Dans l’affaire de l’enlèvement des cinq Français, Areva a reconnu que la sécurité des expatriés français du groupe à Arlit était assurée par des sociétés privées appartenant à d'«anciens chefs de la rébellion» touareg. Et le Niger a affirmé que les ravisseurs parlaient «majoritairement» arabe et tamachek, langue des Touaregs de la région. «Ce n'est pas parce que certains des ravisseurs parlent le tamachek qu'il faut accuser toute la communauté touareg», s’insurge toutefois Boutali Tchewiren, ancien porte-parole du Mouvement des Nigériens pour la justice (MNJ, principal front de l'ex-rébellion).

Les spécialistes de la région s’accordent malgré tout sur le fait que des liens financiers se sont noués entre des islamistes armés et des touaregs, à la fin de la rébellion touareg au Niger en 2009. L'historien nigérien Djibo Hamani évoque le cas de «gens qui, après avoir participé au mouvement de rébellion, trouvent un moyen facile d’amasser de l'argent» en prenant part à des enlèvements. «Avec une kalachnikov et en une seule opération, ils ont de quoi vivre toute une année», disait-il vendredi sur une radio privée.

Mais Pierre Boilley, directeur du Centre d'étude des mondes africains (Cemaf) au CNRS, reste «persuadé qu'il n'y a que très peu de Touaregs» dans les rangs des jihadistes. «Ce sont des relations de voisinage, puisque Aqmi s'est installée au fil des ans dans des massifs montagneux proches des zones touareg, et des relations d'affaires», notamment dans les trafics en tous genres (drogue, clandestins...) dont ces immenses zones désertiques sont le théâtre.

Quelles sont les revendications des rebelles touaregs?
Au Niger, ils réclament notamment une meilleure répartition des juteux revenus miniers (uranium et charbon).
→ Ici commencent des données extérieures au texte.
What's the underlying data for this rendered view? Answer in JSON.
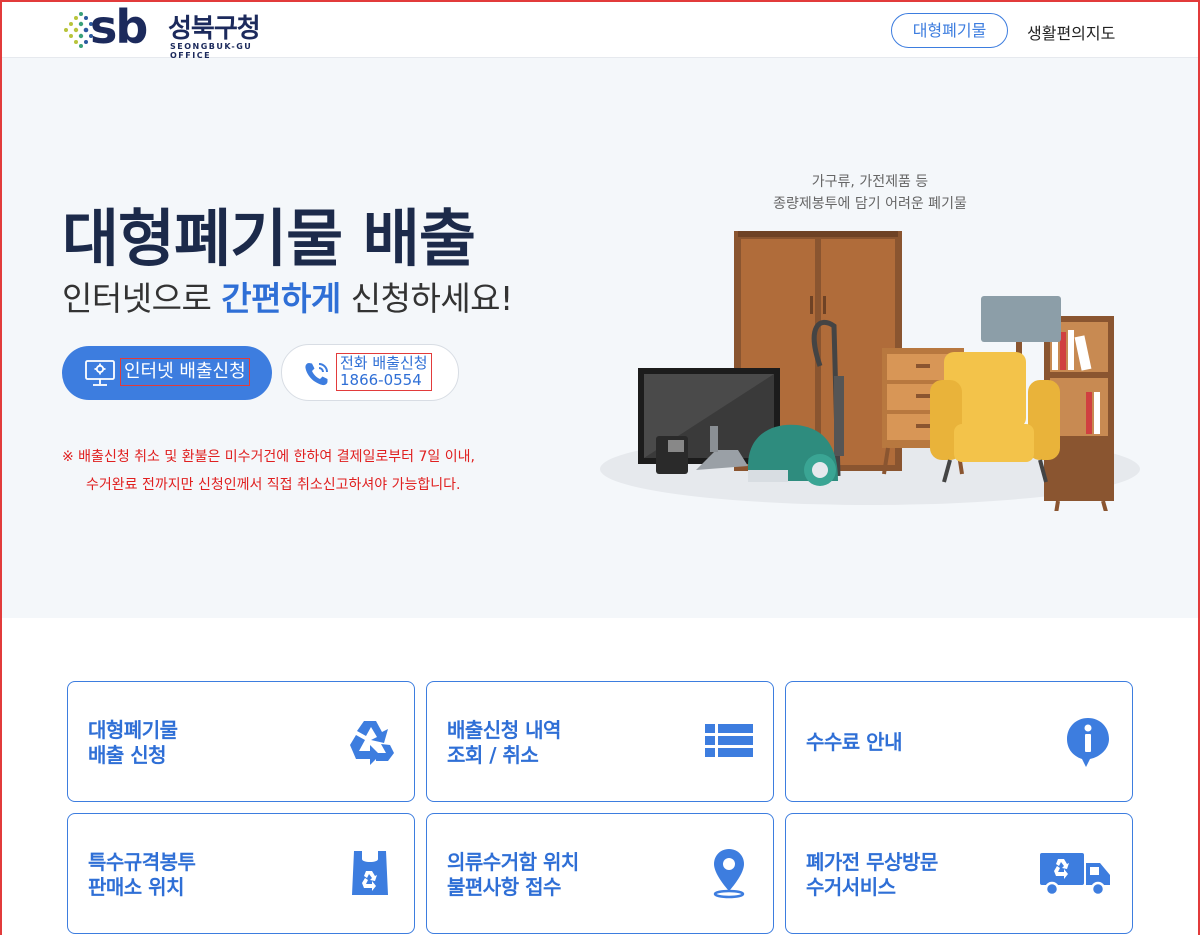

Lancée en 2007, la seconde rébellion touareg (après celle des années 1990) avait laissé sur le carreau de nombreux ex-combattants après la fin des hostilités. Fin octobre 2009, Niamey avait accordé une amnistie aux rebelles ayant décidé de déposer les armes. Mais pour Boutali Tchewiren, «les promesses d'insertion socio-économique des ex-combattants n'ont jamais été tenues». Pourtant, rappelle-t-il à l'AFP, «à l'époque du régime de Mamadou Tandja (renversé en février), on avait émis des inquiétudes de voir se déverser plus de 7.000 combattants dans la nature».